アンドロイド、2018年にもロボットはあったが、ここまで人間の様な姿に進化していたのか。
「じゃあ俺の体に触れただけで全部分かったのも」
「はい、私に備え付けられた機能でございます」
もう、ついていけない。
俺は素直にここが現実で、逃避先はどこにもないと諦めた。
「咲は3日に1回、7時間の充電が必要なの」
「な、なるほど」
「それと出来て1年の最新型だから、壊さないでね?」
壊す。
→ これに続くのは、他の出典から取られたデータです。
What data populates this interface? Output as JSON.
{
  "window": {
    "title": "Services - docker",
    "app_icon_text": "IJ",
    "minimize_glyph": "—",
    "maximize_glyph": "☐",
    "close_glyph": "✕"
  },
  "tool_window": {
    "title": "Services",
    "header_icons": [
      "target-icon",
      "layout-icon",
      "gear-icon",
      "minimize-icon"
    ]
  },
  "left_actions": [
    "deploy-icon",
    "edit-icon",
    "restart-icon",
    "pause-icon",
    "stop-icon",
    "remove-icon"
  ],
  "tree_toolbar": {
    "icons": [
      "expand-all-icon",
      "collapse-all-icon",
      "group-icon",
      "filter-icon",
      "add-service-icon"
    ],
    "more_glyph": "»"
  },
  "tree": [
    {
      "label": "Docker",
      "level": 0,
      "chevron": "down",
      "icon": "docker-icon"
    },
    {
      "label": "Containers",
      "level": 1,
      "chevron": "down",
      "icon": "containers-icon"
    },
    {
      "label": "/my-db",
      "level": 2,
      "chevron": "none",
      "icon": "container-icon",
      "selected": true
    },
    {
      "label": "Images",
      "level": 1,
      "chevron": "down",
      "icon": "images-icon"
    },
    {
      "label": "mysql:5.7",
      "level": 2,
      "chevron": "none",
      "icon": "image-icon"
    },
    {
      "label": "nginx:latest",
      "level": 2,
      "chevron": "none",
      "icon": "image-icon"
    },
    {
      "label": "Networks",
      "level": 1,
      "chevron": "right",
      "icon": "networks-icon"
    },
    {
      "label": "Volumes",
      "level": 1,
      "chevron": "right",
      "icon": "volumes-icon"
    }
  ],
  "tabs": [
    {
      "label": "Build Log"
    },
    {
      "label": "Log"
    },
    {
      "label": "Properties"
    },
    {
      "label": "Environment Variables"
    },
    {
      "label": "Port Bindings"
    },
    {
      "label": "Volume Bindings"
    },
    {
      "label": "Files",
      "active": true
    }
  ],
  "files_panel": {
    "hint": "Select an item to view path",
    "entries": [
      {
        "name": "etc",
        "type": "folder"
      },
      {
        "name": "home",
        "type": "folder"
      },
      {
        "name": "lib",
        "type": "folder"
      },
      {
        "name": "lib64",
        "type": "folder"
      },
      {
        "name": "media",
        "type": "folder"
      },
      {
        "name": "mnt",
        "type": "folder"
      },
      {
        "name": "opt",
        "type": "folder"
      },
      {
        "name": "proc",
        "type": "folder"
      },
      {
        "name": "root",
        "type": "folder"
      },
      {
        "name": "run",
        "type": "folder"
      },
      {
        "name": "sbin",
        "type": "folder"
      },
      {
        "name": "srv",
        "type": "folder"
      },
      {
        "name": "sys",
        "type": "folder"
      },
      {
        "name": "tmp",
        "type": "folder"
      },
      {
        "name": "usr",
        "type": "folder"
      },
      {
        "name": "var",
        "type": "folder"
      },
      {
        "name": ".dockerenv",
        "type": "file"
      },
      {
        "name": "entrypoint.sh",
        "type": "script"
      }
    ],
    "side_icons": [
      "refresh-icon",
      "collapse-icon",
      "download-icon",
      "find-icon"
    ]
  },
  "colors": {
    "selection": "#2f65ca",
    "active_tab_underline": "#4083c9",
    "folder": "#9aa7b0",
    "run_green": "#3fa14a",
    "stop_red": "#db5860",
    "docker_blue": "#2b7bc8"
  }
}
殺すではなく壊すという言葉を選ぶ辺り、もう当たり前の存在なのだろう。
「俺は何もしないよ」
素直にそう言う事しか出来なかった。
「咲はあと1時間くらいで充電室に行っちゃうから、あんたも風呂済ましとけば?」
この娘、美代は俺の心境など全く考えていない様だった。
「分かった。俺も風呂に入るよ」
そう言って、俺は風呂を済まして、部屋に戻った。
肝心な風呂の設備は、なんか自動でお湯をぶっかけられたり、頭を洗ってくれる装置なんかがあった。
「訳がわかんねえ……」
俺はベッドに横になって、呟いた。
明日から、更に大変な生活を送ると思うと、正直もう寝たい。
時刻は20時手前だったが、俺は布団をかぶって眠りについた。